Dalam hati Jessica, sebenarnya ia tak bisa mengelak jika masa itu juga menjadi salah satu masa yang paling bahagia dalam hidupnya namun sebagian juga adalah masa kelamnya.
"Terus..."
"Dave, mari kita kubur masa lalu itu, saya dan kamu punya kehidupan masing-masing sekarang. Aku harap kamu juga sudah puas untuk balas dendam."
"Kamu tahu dari mana jika saya sudah puas balas dendam?"
"Kamu udah ngancurin perusahaan tempat suami ibu kamu kerja kan? Kamu yang menjadi pemegang saham terbesar Samkyung sekarang, benar kan?"
"Ternyata kamu masih kepo sama urusan saya?!"
"Iya, jujur saya masih ngikutin semuanya. Dave, kamu tahu nggak kalo kamu nggak seharusnya nyimpan dendam kayak gitu! Buat apa hidup berlandaskan dendam?"
"Kamu pikir saya mau hidup seperti ini?"
"Kalo gitu kamu ngaku aja kalo kamu itu Seo..."
"STOP!" David menyela Jessica. "Nama saya David, Seojoon udah mati selamanya. Nggak ada lagi Seojoon di dunia ini."
Jessica menangis dalam hatinya, ia masih ada sedikit perasaan terhadap David. Namun ia merasa sudah tidak mungkin kembali kepada David.

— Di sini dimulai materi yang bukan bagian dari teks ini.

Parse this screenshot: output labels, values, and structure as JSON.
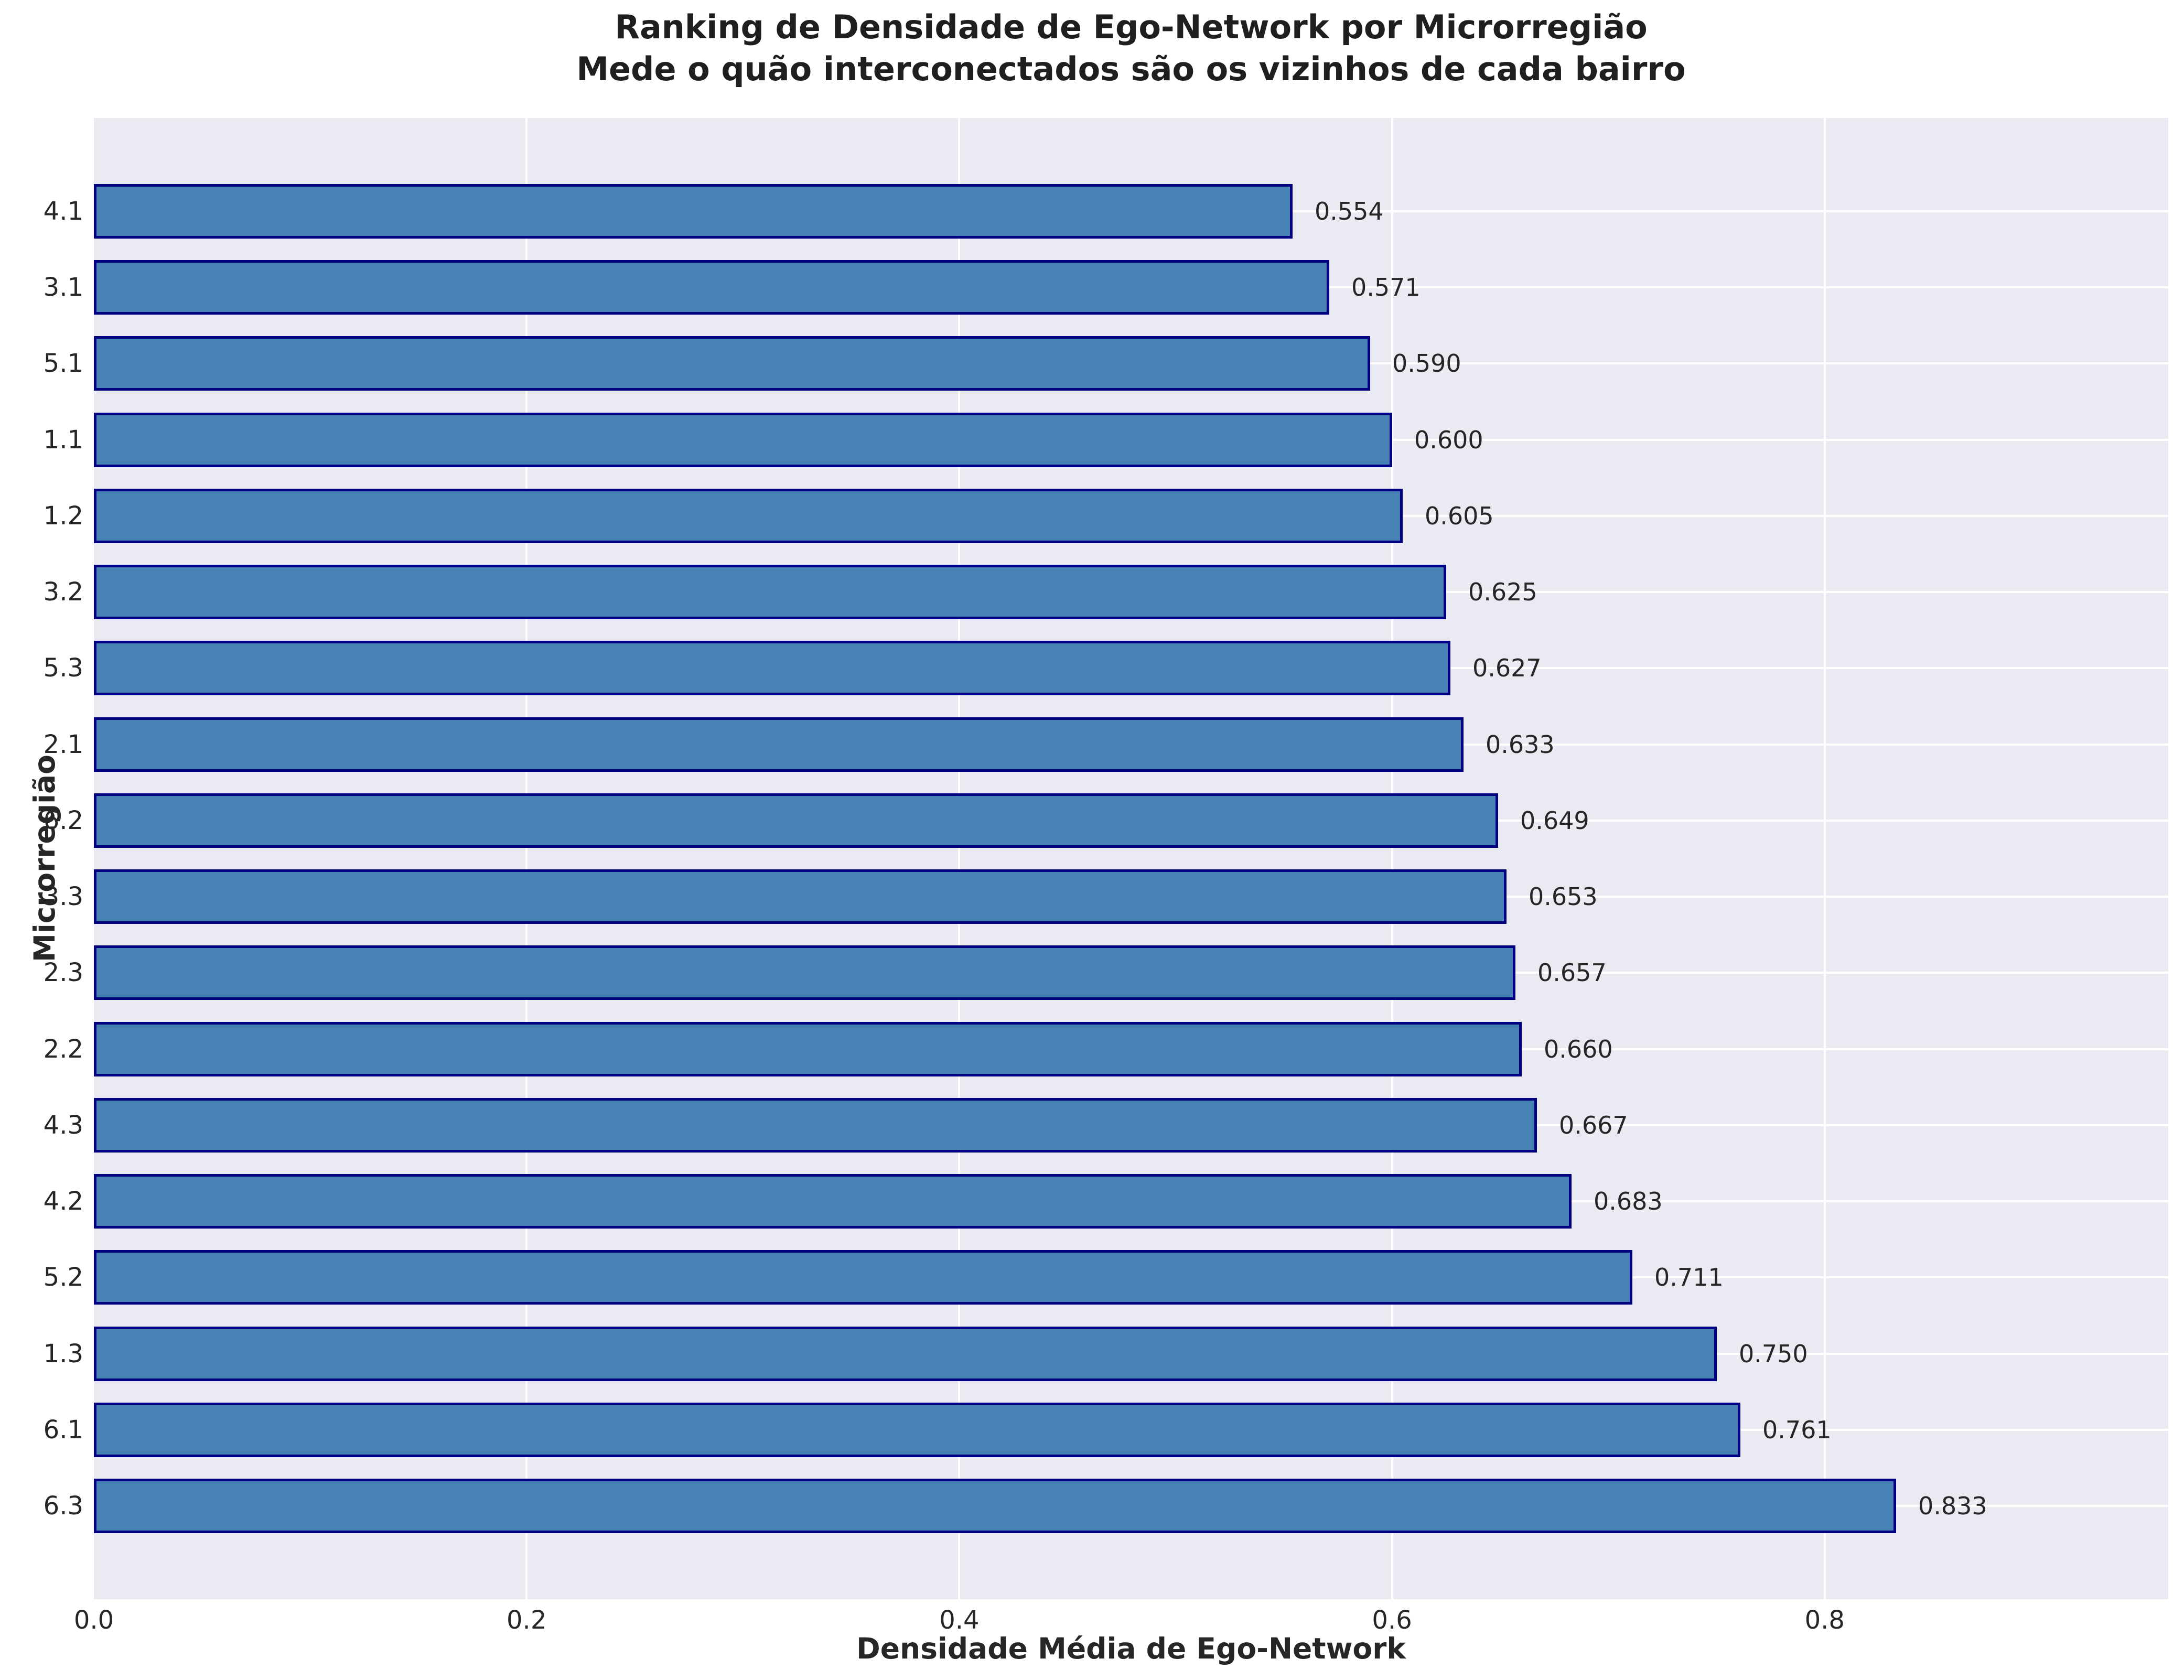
{
  "chart_data": {
    "type": "bar",
    "orientation": "horizontal",
    "title": "Ranking de Densidade de Ego-Network por Microrregião",
    "subtitle": "Mede o quão interconectados são os vizinhos de cada bairro",
    "xlabel": "Densidade Média de Ego-Network",
    "ylabel": "Microrregião",
    "categories": [
      "4.1",
      "3.1",
      "5.1",
      "1.1",
      "1.2",
      "3.2",
      "5.3",
      "2.1",
      "6.2",
      "3.3",
      "2.3",
      "2.2",
      "4.3",
      "4.2",
      "5.2",
      "1.3",
      "6.1",
      "6.3"
    ],
    "values": [
      0.554,
      0.571,
      0.59,
      0.6,
      0.605,
      0.625,
      0.627,
      0.633,
      0.649,
      0.653,
      0.657,
      0.66,
      0.667,
      0.683,
      0.711,
      0.75,
      0.761,
      0.833
    ],
    "value_labels": [
      "0.554",
      "0.571",
      "0.590",
      "0.600",
      "0.605",
      "0.625",
      "0.627",
      "0.633",
      "0.649",
      "0.653",
      "0.657",
      "0.660",
      "0.667",
      "0.683",
      "0.711",
      "0.750",
      "0.761",
      "0.833"
    ],
    "x_ticks": [
      0.0,
      0.2,
      0.4,
      0.6,
      0.8
    ],
    "x_tick_labels": [
      "0.0",
      "0.2",
      "0.4",
      "0.6",
      "0.8"
    ],
    "xlim": [
      0.0,
      0.959
    ],
    "grid": true,
    "legend": false,
    "colors": {
      "bar_fill": "#4682b4",
      "bar_edge": "#000080",
      "plot_background": "#eaeaf2",
      "gridline": "#ffffff",
      "text": "#262626",
      "title_text": "#1f1f1f",
      "figure_background": "#ffffff"
    }
  }
}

"Dave, kamu harus istirahat. Jangan banyak bergerak, tolong sayangi diri kamu. Kamu pasti bisa tegar sendiri. Saya nggak bisa lama-lama disini karena nanti bahaya kalo ada orang yang kenal saya dan melihatku disini." Jessica dengan tegas meminta David untuk tegar.
"Kamu tenang aja Jes, saya juga bakal sembuh sendiri kok. Dan asal kamu tahu, saya bakal mengingat terus pukulan demi pukulan yang udah Raymond hantam ke tubuhku."
"Terserah kamu Dave, toh kamu sendiri yang bakal sakit jika di dalam hati kamu hanya bisa mendendam."
Jessica pun tak lama pergi meninggalkan David.